Modern machine learning models, particularly those used in deep networks, are characterized by massive numbers of parameters trained on large datasets. While these large-scale learning methods have had tremendous practical successes, developing theoretical means that can rigorously explain when and why these models work has been an outstanding issue in the field. This dissertation provides a theoretical basis for the understanding of learning dynamics and generalization in high-dimensional regimes. It brings together two important tools that offer the potential for a rigorous analytic understanding of modern problems: statistics of high-dimensional random systems and neural tangent kernels. These frameworks enable the precise characterization of complex phenomena in various machine learning problems. In particular, these tools can overcome the non-convex nature of the loss function and non-linearities in the estimation process. The results shed light on the asymptotics of learning for two popular neural network models in high dimensions: Generalized Linear Models (GLMs) and Recurrent Neural Networks (RNNs).
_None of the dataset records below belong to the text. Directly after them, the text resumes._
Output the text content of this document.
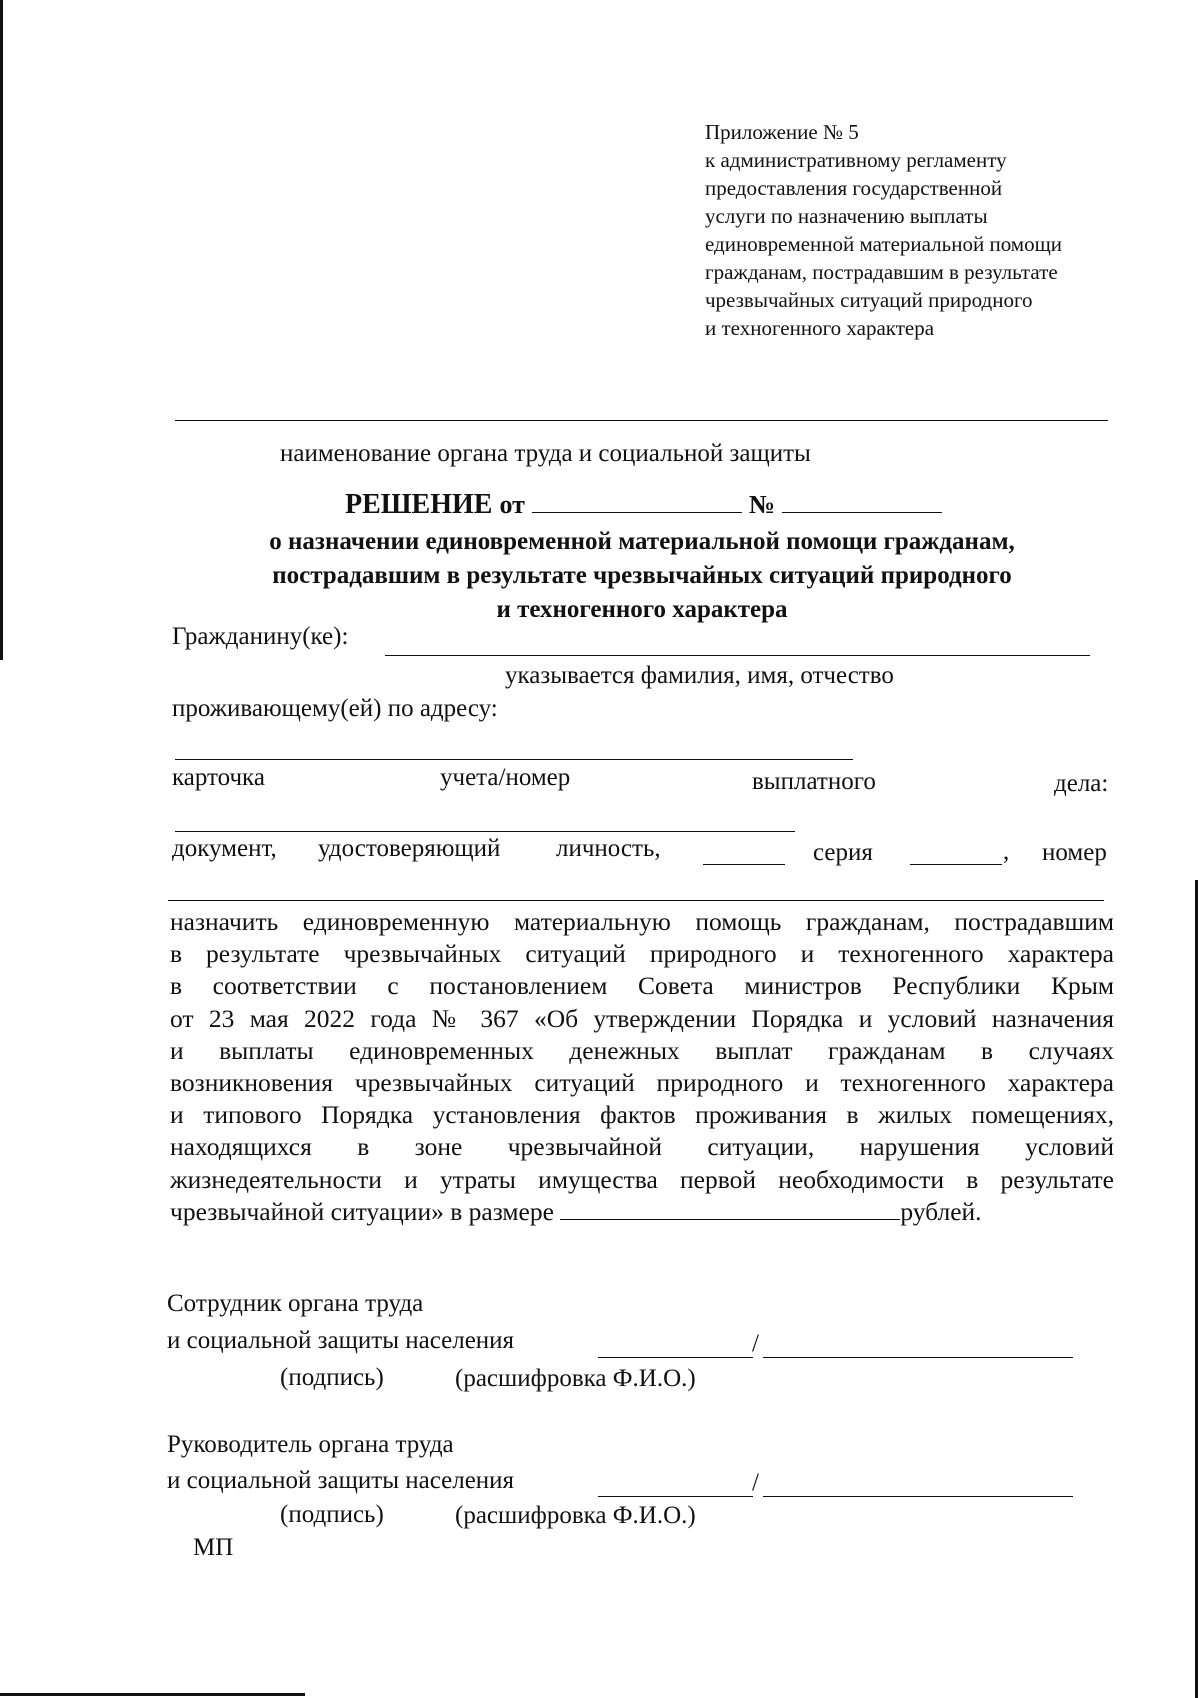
Приложение № 5
к административному регламенту
предоставления государственной
услуги по назначению выплаты
единовременной материальной помощи
гражданам, пострадавшим в результате
чрезвычайных ситуаций природного
и техногенного характера
наименование органа труда и социальной защиты
РЕШЕНИЕ от	№
о назначении единовременной материальной помощи гражданам,
пострадавшим в результате чрезвычайных ситуаций природного
и техногенного характера
Гражданину(ке):
указывается фамилия, имя, отчество
проживающему(ей) по адресу:
карточка	учета/номер	выплатного	дела:
документ, удостоверяющий личность,	серия	, номер
назначить единовременную материальную помощь гражданам, пострадавшим
в результате чрезвычайных ситуаций природного и техногенного характера
в соответствии с постановлением Совета министров Республики Крым
от 23 мая 2022 года № 367 «Об утверждении Порядка и условий назначения
и выплаты единовременных денежных выплат гражданам в случаях
возникновения чрезвычайных ситуаций природного и техногенного характера
и типового Порядка установления фактов проживания в жилых помещениях,
находящихся в зоне чрезвычайной ситуации, нарушения условий
жизнедеятельности и утраты имущества первой необходимости в результате
чрезвычайной ситуации» в размере	рублей.
Сотрудник органа труда
и социальной защиты населения	/
(подпись)	(расшифровка Ф.И.О.)
Руководитель органа труда
и социальной защиты населения	/
(подпись)	(расшифровка Ф.И.О.)
МП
We characterize the generalization error for Generalized Linear Models (GLMs) using a framework called Multi-Layer Vector Approximate Message Passing (ML-VAMP). This framework is a recently developed and powerful methodology for the analytical understanding of estimation problems. It allows us to analyze the effect of essential design choices, such as the degree of over-parameterization, loss function, and regularization, as well as initialization, feature correlation, and a train/test distributional mismatch.
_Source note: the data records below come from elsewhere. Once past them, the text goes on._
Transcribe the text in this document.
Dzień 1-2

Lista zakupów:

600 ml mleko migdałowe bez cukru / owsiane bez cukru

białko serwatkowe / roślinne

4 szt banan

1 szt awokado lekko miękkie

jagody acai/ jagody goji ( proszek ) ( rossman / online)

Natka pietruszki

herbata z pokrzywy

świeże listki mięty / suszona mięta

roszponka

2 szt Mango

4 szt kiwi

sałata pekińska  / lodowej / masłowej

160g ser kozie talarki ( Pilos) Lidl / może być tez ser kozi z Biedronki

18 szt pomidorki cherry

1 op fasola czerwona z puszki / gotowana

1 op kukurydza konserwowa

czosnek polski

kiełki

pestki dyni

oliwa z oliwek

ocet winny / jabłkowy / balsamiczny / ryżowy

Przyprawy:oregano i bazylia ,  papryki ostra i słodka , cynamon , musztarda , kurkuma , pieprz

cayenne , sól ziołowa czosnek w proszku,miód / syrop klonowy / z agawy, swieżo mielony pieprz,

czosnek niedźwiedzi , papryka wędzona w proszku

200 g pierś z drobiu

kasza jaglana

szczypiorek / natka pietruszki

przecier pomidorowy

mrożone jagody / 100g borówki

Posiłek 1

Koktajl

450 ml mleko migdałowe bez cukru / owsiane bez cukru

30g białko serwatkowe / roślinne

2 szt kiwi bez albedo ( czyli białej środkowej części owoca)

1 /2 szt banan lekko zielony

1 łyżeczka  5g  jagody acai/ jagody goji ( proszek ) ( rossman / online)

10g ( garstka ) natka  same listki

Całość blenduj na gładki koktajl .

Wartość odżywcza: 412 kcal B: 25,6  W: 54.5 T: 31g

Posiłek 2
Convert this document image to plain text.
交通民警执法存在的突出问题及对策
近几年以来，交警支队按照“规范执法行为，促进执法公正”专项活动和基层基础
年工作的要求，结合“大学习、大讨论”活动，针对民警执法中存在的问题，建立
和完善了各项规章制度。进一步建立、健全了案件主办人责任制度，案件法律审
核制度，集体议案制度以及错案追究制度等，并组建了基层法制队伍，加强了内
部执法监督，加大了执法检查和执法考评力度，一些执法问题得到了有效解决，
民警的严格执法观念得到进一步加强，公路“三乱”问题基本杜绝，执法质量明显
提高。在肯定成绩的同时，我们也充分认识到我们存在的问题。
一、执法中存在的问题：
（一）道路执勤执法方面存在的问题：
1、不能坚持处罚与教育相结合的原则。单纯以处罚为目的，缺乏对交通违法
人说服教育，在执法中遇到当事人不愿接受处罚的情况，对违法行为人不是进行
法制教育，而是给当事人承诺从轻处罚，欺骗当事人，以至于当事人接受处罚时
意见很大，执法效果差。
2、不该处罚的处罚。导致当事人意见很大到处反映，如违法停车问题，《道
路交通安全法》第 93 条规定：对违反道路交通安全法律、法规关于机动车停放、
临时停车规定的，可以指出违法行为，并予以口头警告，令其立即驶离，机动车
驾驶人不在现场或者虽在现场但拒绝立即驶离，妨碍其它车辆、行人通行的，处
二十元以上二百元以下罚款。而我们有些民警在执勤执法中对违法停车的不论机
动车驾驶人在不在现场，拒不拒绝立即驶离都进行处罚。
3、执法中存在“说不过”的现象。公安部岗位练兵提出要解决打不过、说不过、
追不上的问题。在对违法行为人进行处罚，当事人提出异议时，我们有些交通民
Next, we investigate the restrictiveness of a class of Recurrent Neural Networks (RNNs) with unitary weight matrices. Training RNNs suffers from the so-called vanishing/exploding gradient problem. The unitary RNN is a simple approach to mitigate this problem by imposing a unitary constraint on these networks. We theoretically show that for RNNs with ReLU activations, there is no loss in the expressiveness of the model from imposing the unitary constraint.
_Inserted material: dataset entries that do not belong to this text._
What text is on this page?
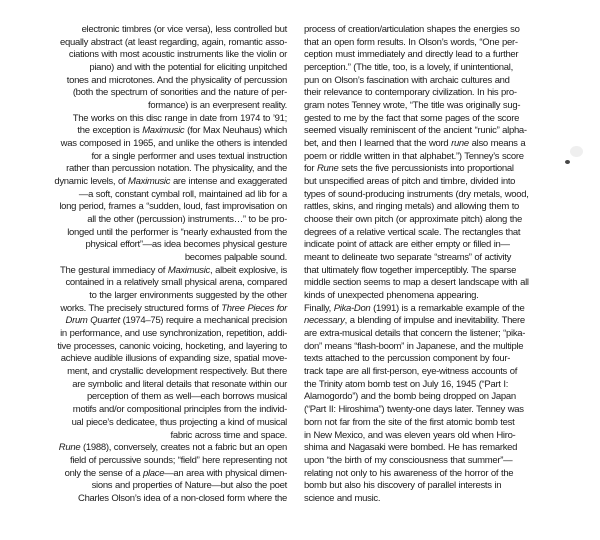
electronic timbres (or vice versa), less controlled but
equally abstract (at least regarding, again, romantic asso-
ciations with most acoustic instruments like the violin or
piano) and with the potential for eliciting unpitched
tones and microtones. And the physicality of percussion
(both the spectrum of sonorities and the nature of per-
formance) is an everpresent reality.
The works on this disc range in date from 1974 to ’91;
the exception is Maximusic (for Max Neuhaus) which
was composed in 1965, and unlike the others is intended
for a single performer and uses textual instruction
rather than percussion notation. The physicality, and the
dynamic levels, of Maximusic are intense and exaggerated
—a soft, constant cymbal roll, maintained ad lib for a
long period, frames a “sudden, loud, fast improvisation on
all the other (percussion) instruments…” to be pro-
longed until the performer is “nearly exhausted from the
physical effort”—as idea becomes physical gesture
becomes palpable sound.
The gestural immediacy of Maximusic, albeit explosive, is
contained in a relatively small physical arena, compared
to the larger environments suggested by the other
works. The precisely structured forms of Three Pieces for
Drum Quartet (1974–75) require a mechanical precision
in performance, and use synchronization, repetition, addi-
tive processes, canonic voicing, hocketing, and layering to
achieve audible illusions of expanding size, spatial move-
ment, and crystallic development respectively. But there
are symbolic and literal details that resonate within our
perception of them as well—each borrows musical
motifs and/or compositional principles from the individ-
ual piece’s dedicatee, thus projecting a kind of musical
fabric across time and space.
Rune (1988), conversely, creates not a fabric but an open
field of percussive sounds; “field” here representing not
only the sense of a place—an area with physical dimen-
sions and properties of Nature—but also the poet
Charles Olson’s idea of a non-closed form where the
process of creation/articulation shapes the energies so
that an open form results. In Olson’s words, “One per-
ception must immediately and directly lead to a further
perception.” (The title, too, is a lovely, if unintentional,
pun on Olson’s fascination with archaic cultures and
their relevance to contemporary civilization. In his pro-
gram notes Tenney wrote, “The title was originally sug-
gested to me by the fact that some pages of the score
seemed visually reminiscent of the ancient “runic” alpha-
bet, and then I learned that the word rune also means a
poem or riddle written in that alphabet.”) Tenney’s score
for Rune sets the five percussionists into proportional
but unspecified areas of pitch and timbre, divided into
types of sound-producing instruments (dry metals, wood,
rattles, skins, and ringing metals) and allowing them to
choose their own pitch (or approximate pitch) along the
degrees of a relative vertical scale. The rectangles that
indicate point of attack are either empty or filled in—
meant to delineate two separate “streams” of activity
that ultimately flow together imperceptibly. The sparse
middle section seems to map a desert landscape with all
kinds of unexpected phenomena appearing.
Finally, Pika-Don (1991) is a remarkable example of the
necessary, a blending of impulse and inevitability. There
are extra-musical details that concern the listener; “pika-
don” means “flash-boom” in Japanese, and the multiple
texts attached to the percussion component by four-
track tape are all first-person, eye-witness accounts of
the Trinity atom bomb test on July 16, 1945 (“Part I:
Alamogordo”) and the bomb being dropped on Japan
(“Part II: Hiroshima”) twenty-one days later. Tenney was
born not far from the site of the first atomic bomb test
in New Mexico, and was eleven years old when Hiro-
shima and Nagasaki were bombed. He has remarked
upon “the birth of my consciousness that summer”—
relating not only to his awareness of the horror of the
bomb but also his discovery of parallel interests in
science and music.
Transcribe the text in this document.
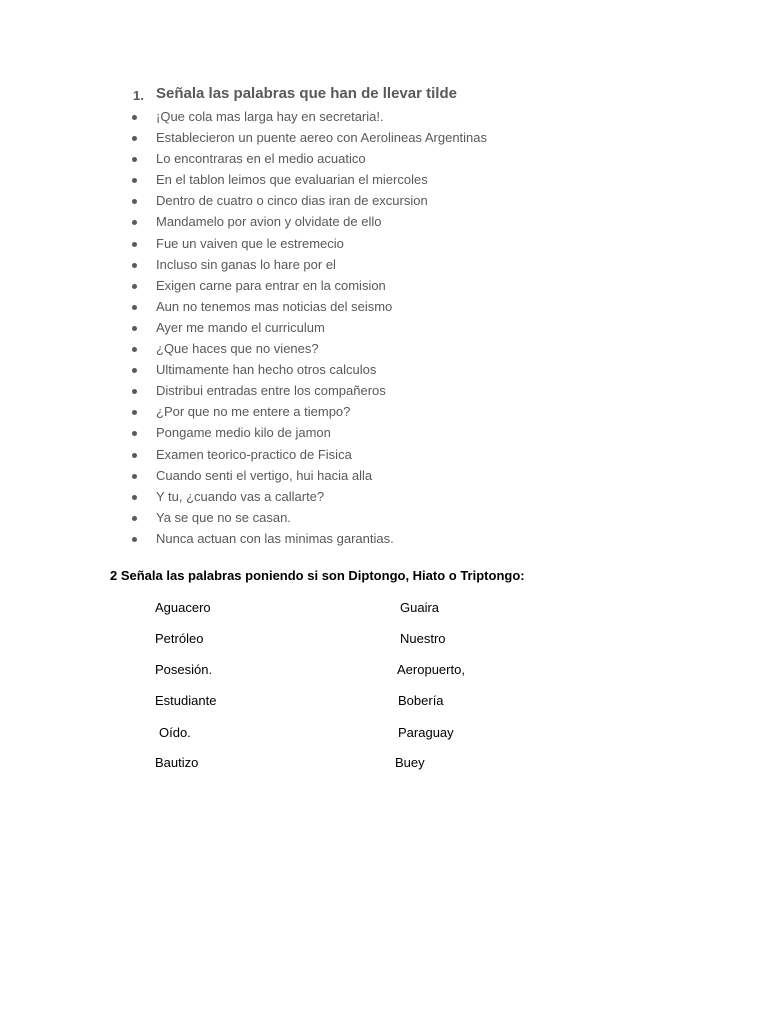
1. Señala las palabras que han de llevar tilde
¡Que cola mas larga hay en secretaria!.
Establecieron un puente aereo con Aerolineas Argentinas
Lo encontraras en el medio acuatico
En el tablon leimos que evaluarian el miercoles
Dentro de cuatro o cinco dias iran de excursion
Mandamelo por avion y olvidate de ello
Fue un vaiven que le estremecio
Incluso sin ganas lo hare por el
Exigen carne para entrar en la comision
Aun no tenemos mas noticias del seismo
Ayer me mando el curriculum
¿Que haces que no vienes?
Ultimamente han hecho otros calculos
Distribui entradas entre los compañeros
¿Por que no me entere a tiempo?
Pongame medio kilo de jamon
Examen teorico-practico de Fisica
Cuando senti el vertigo, hui hacia alla
Y tu, ¿cuando vas a callarte?
Ya se que no se casan.
Nunca actuan con las minimas garantias.
2 Señala las palabras poniendo si son Diptongo, Hiato o Triptongo:
Aguacero
Petróleo
Posesión.
Estudiante
Oído.
Bautizo
Guaira
Nuestro
Aeropuerto,
Bobería
Paraguay
Buey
Finally, we explore the learning dynamics of RNNs trained under gradient descent using the recently-developed kernel regime analysis. Our results show that linear RNNs learned from random initialization are functionally equivalent to a certain weighted 1D-convolutional network. Importantly, the weightings in the equivalent model cause an implicit bias to elements with smaller time lags in the convolution and hence shorter memory. Interestingly, the degree of this bias depends on the variance of the transition matrix at initialization.